Scotland would need to reduce spending or increase taxes more than the rest of the U.K. should the country become independent, the Institute for Fiscal Studies said in a report published today.
Higher public expenditure in Scotland can be compensated by North Sea oil, though the country will have to increase borrowing because of a likely drop in that revenue and demographic pressures, the IFS said. Without budget controls, Scotland’s net debt would rise above 100 percent of national income by the early 2030s, it said.
The required austerity measures would be in addition to those already announced by the U.K. government “to put their long-term public finances onto a sustainable footing,” the IFS said. “The scale of this fiscal tightening is likely to be greater than that required for the U.K. as a whole.”

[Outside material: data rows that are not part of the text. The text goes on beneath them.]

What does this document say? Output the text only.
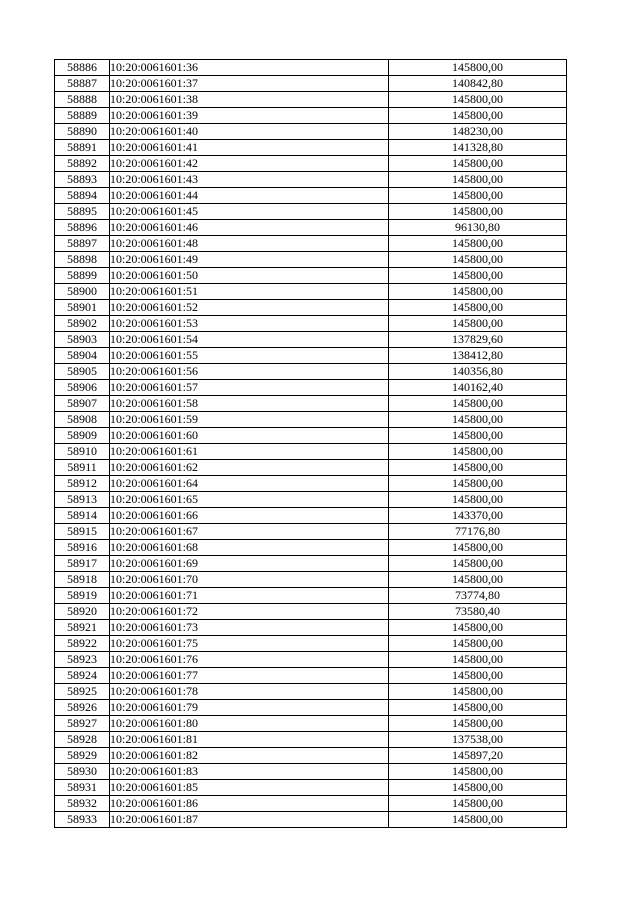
58886	10:20:0061601:36	145800,00
58887	10:20:0061601:37	140842,80
58888	10:20:0061601:38	145800,00
58889	10:20:0061601:39	145800,00
58890	10:20:0061601:40	148230,00
58891	10:20:0061601:41	141328,80
58892	10:20:0061601:42	145800,00
58893	10:20:0061601:43	145800,00
58894	10:20:0061601:44	145800,00
58895	10:20:0061601:45	145800,00
58896	10:20:0061601:46	96130,80
58897	10:20:0061601:48	145800,00
58898	10:20:0061601:49	145800,00
58899	10:20:0061601:50	145800,00
58900	10:20:0061601:51	145800,00
58901	10:20:0061601:52	145800,00
58902	10:20:0061601:53	145800,00
58903	10:20:0061601:54	137829,60
58904	10:20:0061601:55	138412,80
58905	10:20:0061601:56	140356,80
58906	10:20:0061601:57	140162,40
58907	10:20:0061601:58	145800,00
58908	10:20:0061601:59	145800,00
58909	10:20:0061601:60	145800,00
58910	10:20:0061601:61	145800,00
58911	10:20:0061601:62	145800,00
58912	10:20:0061601:64	145800,00
58913	10:20:0061601:65	145800,00
58914	10:20:0061601:66	143370,00
58915	10:20:0061601:67	77176,80
58916	10:20:0061601:68	145800,00
58917	10:20:0061601:69	145800,00
58918	10:20:0061601:70	145800,00
58919	10:20:0061601:71	73774,80
58920	10:20:0061601:72	73580,40
58921	10:20:0061601:73	145800,00
58922	10:20:0061601:75	145800,00
58923	10:20:0061601:76	145800,00
58924	10:20:0061601:77	145800,00
58925	10:20:0061601:78	145800,00
58926	10:20:0061601:79	145800,00
58927	10:20:0061601:80	145800,00
58928	10:20:0061601:81	137538,00
58929	10:20:0061601:82	145897,20
58930	10:20:0061601:83	145800,00
58931	10:20:0061601:85	145800,00
58932	10:20:0061601:86	145800,00
58933	10:20:0061601:87	145800,00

Scotland will hold a referendum on independence on Sept. 18, 2014. A poll published this month showed support for breaking from the rest of the U.K. trailing that for the status quo by 18 percentage points. The Scottish government in Edinburgh, run by First Minister Alex Salmond and his Scottish National Party, will publish a policy paper about what an independent Scotland might look like on Nov. 26.
The SNP says Scotland would be better off managing its own finances. Based on growth rates in small independent nations between 1977 and 2007, gross domestic product per capita would have been 900 pounds ($1,450) higher, the Scottish government said in a report published today.